Test 1 Study Guide
The tiny syllabus for Test 1 is based on Secs. 1.1,1.2,1.3,1.4 in the textbook (Rotman 2ed).
Explicitly, you should be able to
- State precisely all definitions of bold-face terms in these sections.
- State precisely the Least Integer Axiom, the Least Criminal Axiom, and Theorems 1.4 and 1.10.
- Discuss the logical relationship among the 4 statements in 2)
- Produce brief inductive proofs as in the exercises.
- Produce brief proofs using one of the Axioms as in Prop. 1.1, Thm. 1.2.
- State the 3-term Pascal Identity (Lemma 1.15) and be able to use it to verify facts about binomial coefficients.
- State the Binomial Theorem (Corollary 1.18) and be able to use it as in exercises assigned.

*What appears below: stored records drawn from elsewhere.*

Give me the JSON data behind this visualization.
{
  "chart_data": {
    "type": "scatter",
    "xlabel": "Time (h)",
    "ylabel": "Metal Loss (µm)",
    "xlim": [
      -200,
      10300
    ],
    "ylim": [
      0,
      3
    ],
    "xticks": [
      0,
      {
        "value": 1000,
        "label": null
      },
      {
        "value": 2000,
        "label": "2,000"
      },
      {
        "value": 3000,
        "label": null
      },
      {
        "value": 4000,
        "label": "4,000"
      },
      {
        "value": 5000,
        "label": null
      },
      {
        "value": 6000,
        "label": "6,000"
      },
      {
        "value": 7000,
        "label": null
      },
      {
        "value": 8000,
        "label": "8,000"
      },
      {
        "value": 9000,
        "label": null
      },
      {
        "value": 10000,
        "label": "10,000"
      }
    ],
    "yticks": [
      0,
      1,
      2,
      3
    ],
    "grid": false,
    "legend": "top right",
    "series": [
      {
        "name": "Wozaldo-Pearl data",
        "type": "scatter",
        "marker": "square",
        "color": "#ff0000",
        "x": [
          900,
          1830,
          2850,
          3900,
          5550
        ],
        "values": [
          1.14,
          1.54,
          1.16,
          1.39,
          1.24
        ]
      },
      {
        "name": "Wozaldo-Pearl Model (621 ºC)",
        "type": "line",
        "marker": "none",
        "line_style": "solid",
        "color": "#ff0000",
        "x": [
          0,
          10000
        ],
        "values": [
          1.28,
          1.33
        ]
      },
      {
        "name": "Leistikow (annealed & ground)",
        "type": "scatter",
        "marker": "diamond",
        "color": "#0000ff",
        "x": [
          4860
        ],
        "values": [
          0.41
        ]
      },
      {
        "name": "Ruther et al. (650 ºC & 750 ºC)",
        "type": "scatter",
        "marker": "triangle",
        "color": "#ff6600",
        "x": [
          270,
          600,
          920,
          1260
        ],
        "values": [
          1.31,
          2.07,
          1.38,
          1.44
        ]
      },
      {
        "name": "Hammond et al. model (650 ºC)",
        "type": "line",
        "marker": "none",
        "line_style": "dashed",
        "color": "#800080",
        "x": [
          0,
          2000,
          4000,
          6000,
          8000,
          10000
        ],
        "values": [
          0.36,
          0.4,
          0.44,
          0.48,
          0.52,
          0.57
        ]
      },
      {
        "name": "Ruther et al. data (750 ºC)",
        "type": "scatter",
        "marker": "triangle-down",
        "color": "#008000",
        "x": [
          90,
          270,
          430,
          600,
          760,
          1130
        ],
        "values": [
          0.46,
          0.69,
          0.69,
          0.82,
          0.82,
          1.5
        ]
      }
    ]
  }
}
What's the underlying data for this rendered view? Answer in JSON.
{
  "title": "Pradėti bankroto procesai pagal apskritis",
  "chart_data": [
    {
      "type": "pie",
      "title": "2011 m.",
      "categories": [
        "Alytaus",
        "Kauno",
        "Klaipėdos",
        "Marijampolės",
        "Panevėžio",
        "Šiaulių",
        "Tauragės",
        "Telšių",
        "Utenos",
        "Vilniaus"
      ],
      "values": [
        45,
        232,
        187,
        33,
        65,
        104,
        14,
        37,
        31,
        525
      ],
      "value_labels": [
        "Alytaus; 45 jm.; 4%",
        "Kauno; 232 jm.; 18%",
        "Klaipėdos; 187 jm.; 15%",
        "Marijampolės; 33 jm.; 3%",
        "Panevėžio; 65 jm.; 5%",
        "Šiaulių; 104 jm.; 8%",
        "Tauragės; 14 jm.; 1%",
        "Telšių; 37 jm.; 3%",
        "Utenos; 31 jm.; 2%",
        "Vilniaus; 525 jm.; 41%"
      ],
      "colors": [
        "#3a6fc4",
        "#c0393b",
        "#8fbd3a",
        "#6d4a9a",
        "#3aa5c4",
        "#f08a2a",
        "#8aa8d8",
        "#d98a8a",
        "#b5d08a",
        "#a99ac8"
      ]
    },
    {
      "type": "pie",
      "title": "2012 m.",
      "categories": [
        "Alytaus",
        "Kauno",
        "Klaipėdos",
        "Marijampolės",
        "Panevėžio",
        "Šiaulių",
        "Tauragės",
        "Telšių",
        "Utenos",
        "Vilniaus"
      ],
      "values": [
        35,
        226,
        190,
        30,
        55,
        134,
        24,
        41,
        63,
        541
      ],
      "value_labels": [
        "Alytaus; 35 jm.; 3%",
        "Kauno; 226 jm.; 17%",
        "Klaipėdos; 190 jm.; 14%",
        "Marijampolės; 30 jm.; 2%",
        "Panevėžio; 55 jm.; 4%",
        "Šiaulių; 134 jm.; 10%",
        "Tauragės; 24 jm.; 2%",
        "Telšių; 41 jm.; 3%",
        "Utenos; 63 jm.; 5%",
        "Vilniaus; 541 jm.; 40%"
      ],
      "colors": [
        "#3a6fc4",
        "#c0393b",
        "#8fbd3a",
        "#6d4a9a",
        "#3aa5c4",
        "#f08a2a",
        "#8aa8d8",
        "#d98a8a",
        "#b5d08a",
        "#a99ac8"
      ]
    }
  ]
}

- Know the Division Algorithm and be able to state it as a Theorem.
- Prove the infinitude of the set of primes.
- State Euclid's Lemma, and its converse (cf Exercise 1.40)
- State the representability of gcd(a,b) (Thm. 1.29)
- Use the "Euclidean Algorithm" for gcd both to find gcd and represent it.
- State precisely the Fundamental Theorem of Arithmetic
Note: Since FTA comes last in this syllabus, it may not be assumed in proofs unless the question specifically authorizes it.
Len Smiley